AZ: Frau Böcking, Herr Funke-Kaiser, was fasziniert junge Menschen an der Politik?
Maximilian Funke-Kaiser (24), bayerischer Landesvorsitzender der Jungen Liberalen: Ich bin 2013 in die FDP eingestiegen, direkt nach der Wahl. . .
. . . mit 19 Jahren, wenn ich richtig rechne . . .
. . . genau. Ich wollte nicht tatenlos dabei zusehen, wie der Liberalismus in Deutschland seine Stimme verliert.
Warum ausgerechnet die FDP und nicht die DKP zum Beispiel? Familiäre Prägung?
Funke-Kaiser: Nein, ich habe wie viele junge Menschen den Wahl-O-Mat ausgefüllt. Ich war Erstwähler und habe festgestellt, dass ich mit der FDP auf einer Wellenlänge liege.
Sabrina Böcking (31), Spitzenkandidatin der Jungen Liberalen bei der Landtagswahl: Bei mir war es ähnlich. Ich war 2005 Erstwählerin und habe meine Stimme der FDP gegeben. Damals hat es gefruchtet. Wir hatten gerade Rot-Grün hinter uns. Schröder fand ich ganz cool, aber beim Wahl-O-Mat hatte ich mehr Übereinstimmungen mit der CDU - und noch mehr mit der FDP. Als ich mein Studium in Passau begonnen habe, bin ich mal zur Liberalen Hochschulgruppe gegangen.

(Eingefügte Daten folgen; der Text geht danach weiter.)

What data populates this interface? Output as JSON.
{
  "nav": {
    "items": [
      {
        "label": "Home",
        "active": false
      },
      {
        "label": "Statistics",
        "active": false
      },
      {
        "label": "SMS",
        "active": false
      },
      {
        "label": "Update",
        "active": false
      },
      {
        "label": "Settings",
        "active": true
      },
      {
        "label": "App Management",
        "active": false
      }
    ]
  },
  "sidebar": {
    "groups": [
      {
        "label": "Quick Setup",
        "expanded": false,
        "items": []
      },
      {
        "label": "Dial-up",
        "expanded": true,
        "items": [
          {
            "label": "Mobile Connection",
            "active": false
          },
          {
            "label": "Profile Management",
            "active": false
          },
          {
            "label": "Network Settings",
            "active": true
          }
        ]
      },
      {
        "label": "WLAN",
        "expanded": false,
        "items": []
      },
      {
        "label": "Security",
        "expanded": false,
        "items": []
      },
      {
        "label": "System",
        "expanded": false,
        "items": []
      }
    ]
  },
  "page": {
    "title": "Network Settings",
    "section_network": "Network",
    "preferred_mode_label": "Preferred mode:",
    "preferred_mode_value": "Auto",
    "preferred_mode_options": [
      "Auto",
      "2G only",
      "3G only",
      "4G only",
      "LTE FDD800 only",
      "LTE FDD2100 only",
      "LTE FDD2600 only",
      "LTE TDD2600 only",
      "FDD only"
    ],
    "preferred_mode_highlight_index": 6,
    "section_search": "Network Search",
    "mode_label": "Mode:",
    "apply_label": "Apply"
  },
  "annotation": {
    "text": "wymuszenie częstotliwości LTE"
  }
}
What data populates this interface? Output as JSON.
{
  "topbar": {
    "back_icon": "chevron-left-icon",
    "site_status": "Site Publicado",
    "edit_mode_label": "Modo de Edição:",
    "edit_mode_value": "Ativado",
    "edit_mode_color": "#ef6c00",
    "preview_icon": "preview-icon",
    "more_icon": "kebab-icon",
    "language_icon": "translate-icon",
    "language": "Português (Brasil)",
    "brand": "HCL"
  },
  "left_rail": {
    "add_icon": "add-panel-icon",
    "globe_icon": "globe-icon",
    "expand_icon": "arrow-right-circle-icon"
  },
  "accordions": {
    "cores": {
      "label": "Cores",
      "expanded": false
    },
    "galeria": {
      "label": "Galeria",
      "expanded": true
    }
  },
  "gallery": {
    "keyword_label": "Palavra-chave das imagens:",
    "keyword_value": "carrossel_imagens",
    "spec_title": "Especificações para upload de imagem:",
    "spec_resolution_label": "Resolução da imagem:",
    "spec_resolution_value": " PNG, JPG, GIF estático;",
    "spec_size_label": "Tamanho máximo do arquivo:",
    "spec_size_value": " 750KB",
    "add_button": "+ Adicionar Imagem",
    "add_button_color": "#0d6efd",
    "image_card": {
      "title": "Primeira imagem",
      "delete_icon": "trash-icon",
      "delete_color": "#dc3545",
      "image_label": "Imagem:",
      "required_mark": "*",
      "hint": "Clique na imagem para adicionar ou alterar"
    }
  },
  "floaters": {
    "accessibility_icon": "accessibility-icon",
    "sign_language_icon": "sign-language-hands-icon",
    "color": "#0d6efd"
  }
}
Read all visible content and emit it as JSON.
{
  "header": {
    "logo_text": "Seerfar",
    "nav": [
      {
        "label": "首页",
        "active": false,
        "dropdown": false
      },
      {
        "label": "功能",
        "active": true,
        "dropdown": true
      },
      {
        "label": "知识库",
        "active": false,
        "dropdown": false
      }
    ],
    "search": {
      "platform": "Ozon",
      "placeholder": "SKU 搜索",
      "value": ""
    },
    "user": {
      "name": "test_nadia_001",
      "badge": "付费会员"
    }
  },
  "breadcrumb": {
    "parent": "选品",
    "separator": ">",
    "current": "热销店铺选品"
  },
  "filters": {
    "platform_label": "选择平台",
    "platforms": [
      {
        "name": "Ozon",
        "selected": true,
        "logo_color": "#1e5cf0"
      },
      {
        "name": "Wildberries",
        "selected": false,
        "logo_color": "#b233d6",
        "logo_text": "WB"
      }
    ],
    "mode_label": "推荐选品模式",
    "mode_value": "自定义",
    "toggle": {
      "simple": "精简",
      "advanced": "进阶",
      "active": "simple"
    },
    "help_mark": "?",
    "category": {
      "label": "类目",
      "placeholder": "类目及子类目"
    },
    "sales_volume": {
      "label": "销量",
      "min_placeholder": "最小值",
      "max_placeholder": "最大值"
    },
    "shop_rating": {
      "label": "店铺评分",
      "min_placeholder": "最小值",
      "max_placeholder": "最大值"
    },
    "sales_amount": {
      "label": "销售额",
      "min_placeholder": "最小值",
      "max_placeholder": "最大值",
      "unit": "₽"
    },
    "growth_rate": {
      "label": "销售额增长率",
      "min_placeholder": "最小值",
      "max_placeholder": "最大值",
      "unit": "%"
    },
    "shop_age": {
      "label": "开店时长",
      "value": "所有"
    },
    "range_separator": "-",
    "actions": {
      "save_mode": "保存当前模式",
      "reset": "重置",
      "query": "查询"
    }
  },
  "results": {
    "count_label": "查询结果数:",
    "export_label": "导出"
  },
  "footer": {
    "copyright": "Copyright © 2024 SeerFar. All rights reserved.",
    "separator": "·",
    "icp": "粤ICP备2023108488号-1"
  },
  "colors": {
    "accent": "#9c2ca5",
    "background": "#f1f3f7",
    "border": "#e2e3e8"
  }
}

Da trifft man Leute, die die haben ähnliche Meinungen. Später hat sich das dann hochgeschaukelt, erst zu den Jungen Liberalen, dann zur FDP.
Funke-Kaiser: Gerade in Bayern sind die Jungen Liberalen wichtig, was den Einfluss auf die Mutterpartei betrifft, das kann man schon so sagen. Wichtig auch für den intergenerationellen Austausch, den wir in der gesamten Gesellschaft viel, viel stärker haben müssten. Das führt zu innerparteilichen Kontroversen.
Das Ungestüme ist das Privileg der Jugend. Wie aufwendig ist es, Politik zu machen? Wie muss man sich das vorstellen?
Böcking: Politik ist mein wichtigstes Hobby, das wahnsinnig viel Zeit beansprucht. Aber es wäre auch nicht anders, wenn ich im Sportverein wäre und dreimal die Woche trainieren müsste. In meinem Job arbeite ich 45 Stunden die Woche. Es ist hart, wenn man um 18.30 Uhr aus dem Büro geht und danach von 19 bis 22 oder 23 Uhr noch eine Sitzung hat. Aber ich mache das seit zwölf Jahren und muss sagen, dass man die Energie schon immer findet, zumal es zwar Hochphasen der Beanspruchung gibt, aber auch Zeiten, in denen mal weniger los ist.
Funke-Kaiser: Es gibt eben auch passive Mitglieder, die die Partei vor allem mit ihren Beiträgen unterstützen wollen. Und dann gibt es die Aktiven, von denen welche mehr für die programmatische Arbeit hinter den Kulissen zuständig sind, und welche, die die Programme verkaufen, ähnlich wie Vertriebler im Unternehmen.
Zu denen Sie beide gehören. Verraten Sie mal, wie viel Zeit kostet Sie das Hobby Politik?
Funke-Kaiser: Hängt von der Saison ab. Wir haben Monate, da kommen viele Sachen zusammen, Kongresse Parteitage.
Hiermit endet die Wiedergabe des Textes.